Adler, yang mengamati dari bawah selimut, sementara Lestrade sudah setengah jalan menaikinya, gemetar sambil mengangguk pelan. Lestrade hanya mendesah melihat pemandangan itu sebelum keluar dari ruangan.
Lalu, hening.
“Holmes. Sudah kukatakan berkali-kali. Adler tidak ada di sini…”
Di tengah keheningan itu, suara Lestrade terdengar jelas sebelum tiba-tiba terputus.
“Hai…”
“Apa yang sedang terjadi?”
Dengan rasa ingin tahu, Adler mulai bertanya-tanya ke arah ruang tamu.
“Ah, bukan apa-apa. Hanya sebuah paket yang telah tiba.”
“… Sebuah paket?”
“Ya, dan… apa ini?”
Menanggapi pertanyaan itu dengan acuh tak acuh, Lestrade kemudian mengambil sesuatu yang berada di atas paket tersebut, sambil memiringkan kepalanya dengan rasa ingin tahu.
“…Biji jeruk?”
Setelah membuka amplop itu, dia bergumam dengan ekspresi bingung,
“Orang macam apa yang mengirimkan hanya lima biji jeruk dalam amplop semahal itu…?”
– Bang…!!!
“…..!?”
Namun, di saat berikutnya, Adler, yang tadinya menatap kosong ke angkasa, tiba-tiba pucat dan berlari keluar ruangan sekuat tenaga.
“Turun!!!!”
“Ah…?”
Dengan putus asa, dia melompat ke atas inspektur itu, memeluknya erat-erat sementara sayap hitam mengembang dari punggungnya.
– Tik-tok, tik-tok…
“…Mungkinkah?”
– Centang…!
Bunyi detak pelan dan mengancam yang sebelumnya bergema dari paket itu tiba-tiba terdengar keras saat sesuatu di dalamnya aktif.
– Booooooooooooom…!!!!!
Dan di saat berikutnya,
Dengan raungan yang dahsyat, kobaran api me爆发, menghancurkan rumah inspektur dan mewarnai langit London, yang secara bertahap semakin gelap, dengan warna merah darah.
.
.
.
.
.
“… Ah.”
Sementara itu, pada waktu itu,
“Ah…?”
Dari hutan yang tidak jauh dari rumah inspektur, tempat Celestia Moran dengan penuh harap menunggu kesempatan untuk menembaknya, dia mulai memasang ekspresi kosong saat menyaksikan kobaran api menjulang tinggi ke langit.

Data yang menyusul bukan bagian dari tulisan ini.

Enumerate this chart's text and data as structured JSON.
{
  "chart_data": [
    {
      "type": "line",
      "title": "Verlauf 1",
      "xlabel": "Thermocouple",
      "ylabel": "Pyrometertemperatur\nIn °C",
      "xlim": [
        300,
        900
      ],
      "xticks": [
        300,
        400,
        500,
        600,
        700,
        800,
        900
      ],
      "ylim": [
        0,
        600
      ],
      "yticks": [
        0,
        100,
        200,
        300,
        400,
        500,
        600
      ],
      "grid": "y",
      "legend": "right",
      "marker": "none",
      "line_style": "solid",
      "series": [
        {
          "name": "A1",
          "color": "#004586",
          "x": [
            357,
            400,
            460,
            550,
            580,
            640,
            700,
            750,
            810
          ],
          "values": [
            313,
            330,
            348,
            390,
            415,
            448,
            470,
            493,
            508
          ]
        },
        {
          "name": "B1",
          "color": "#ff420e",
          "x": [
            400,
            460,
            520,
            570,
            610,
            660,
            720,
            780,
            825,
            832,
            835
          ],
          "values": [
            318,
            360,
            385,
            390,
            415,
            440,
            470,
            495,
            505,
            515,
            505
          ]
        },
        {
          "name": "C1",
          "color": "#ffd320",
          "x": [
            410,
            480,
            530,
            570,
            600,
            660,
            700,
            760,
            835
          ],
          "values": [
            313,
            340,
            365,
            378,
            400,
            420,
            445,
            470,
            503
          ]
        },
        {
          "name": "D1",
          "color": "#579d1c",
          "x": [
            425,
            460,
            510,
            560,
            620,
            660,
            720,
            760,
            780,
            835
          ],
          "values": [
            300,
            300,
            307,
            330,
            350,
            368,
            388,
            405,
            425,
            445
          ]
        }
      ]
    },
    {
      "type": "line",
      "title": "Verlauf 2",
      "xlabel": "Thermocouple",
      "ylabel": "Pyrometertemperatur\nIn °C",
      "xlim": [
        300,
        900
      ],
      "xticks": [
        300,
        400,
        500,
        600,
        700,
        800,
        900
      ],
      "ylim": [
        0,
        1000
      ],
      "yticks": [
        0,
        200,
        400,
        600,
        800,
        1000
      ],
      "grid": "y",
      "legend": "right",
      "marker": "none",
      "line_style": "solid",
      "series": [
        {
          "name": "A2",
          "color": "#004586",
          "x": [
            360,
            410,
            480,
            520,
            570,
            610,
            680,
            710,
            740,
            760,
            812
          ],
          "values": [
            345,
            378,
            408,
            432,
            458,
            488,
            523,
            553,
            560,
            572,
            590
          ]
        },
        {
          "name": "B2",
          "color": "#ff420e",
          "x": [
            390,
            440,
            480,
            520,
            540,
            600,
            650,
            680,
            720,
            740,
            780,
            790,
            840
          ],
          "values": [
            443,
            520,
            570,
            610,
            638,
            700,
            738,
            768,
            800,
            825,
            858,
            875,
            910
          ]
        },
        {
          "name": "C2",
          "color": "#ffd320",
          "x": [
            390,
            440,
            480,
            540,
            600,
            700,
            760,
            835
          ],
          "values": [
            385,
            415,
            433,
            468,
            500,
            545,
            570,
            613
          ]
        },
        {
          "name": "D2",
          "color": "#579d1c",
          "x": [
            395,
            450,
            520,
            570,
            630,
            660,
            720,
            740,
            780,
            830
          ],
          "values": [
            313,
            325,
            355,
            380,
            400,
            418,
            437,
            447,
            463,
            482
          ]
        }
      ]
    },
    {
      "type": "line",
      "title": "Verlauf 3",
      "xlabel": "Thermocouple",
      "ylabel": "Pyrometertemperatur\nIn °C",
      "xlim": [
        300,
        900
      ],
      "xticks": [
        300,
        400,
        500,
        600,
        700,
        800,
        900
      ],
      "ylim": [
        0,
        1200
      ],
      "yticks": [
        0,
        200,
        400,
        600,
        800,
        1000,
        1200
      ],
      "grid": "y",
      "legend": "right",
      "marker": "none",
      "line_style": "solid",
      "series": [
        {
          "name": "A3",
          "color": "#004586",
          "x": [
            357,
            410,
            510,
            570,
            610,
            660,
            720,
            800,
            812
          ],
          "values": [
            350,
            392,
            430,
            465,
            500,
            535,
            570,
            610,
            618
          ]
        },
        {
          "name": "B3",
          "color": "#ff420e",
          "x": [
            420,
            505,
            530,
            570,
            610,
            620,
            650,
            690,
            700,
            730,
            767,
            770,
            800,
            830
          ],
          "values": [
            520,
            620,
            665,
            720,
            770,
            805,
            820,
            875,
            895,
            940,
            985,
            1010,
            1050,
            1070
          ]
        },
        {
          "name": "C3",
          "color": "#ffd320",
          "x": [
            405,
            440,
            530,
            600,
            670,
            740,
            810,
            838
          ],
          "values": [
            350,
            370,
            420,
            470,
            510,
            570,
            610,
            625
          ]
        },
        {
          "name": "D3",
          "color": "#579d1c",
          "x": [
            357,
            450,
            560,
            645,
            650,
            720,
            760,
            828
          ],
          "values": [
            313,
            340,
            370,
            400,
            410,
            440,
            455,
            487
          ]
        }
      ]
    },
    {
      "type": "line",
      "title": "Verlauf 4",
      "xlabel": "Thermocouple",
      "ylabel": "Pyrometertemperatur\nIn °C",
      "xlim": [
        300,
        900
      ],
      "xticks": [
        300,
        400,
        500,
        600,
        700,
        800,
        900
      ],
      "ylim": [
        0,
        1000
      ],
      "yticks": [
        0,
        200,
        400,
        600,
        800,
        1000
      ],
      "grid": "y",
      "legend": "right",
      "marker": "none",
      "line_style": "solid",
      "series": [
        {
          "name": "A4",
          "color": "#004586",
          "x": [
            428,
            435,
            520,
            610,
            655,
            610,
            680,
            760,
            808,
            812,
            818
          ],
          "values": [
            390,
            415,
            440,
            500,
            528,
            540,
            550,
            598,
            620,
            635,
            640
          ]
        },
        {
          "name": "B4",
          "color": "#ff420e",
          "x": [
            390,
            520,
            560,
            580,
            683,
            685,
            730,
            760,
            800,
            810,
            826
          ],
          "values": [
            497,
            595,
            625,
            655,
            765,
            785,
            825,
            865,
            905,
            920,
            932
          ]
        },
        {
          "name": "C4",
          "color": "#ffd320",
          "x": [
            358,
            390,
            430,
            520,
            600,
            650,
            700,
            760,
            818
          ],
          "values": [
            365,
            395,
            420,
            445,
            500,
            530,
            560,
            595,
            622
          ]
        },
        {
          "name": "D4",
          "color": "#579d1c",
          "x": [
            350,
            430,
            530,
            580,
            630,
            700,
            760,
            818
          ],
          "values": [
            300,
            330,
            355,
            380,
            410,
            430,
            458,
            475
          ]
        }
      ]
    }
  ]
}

Hal yang sama juga terjadi pada anggota gencatan senjata terakhir, yang telah mengepung rumah inspektur dengan cara yang relatif damai dari berbagai sudut.
“…Siapa sih yang bertanggung jawab atas ini?”
Pada hari itu juga, ketika kata-kata itu serentak terucap dari bibir mereka semua, bukan hanya London tetapi seluruh Kekaisaran Inggris dilanda kegemparan yang belum pernah terjadi sebelumnya.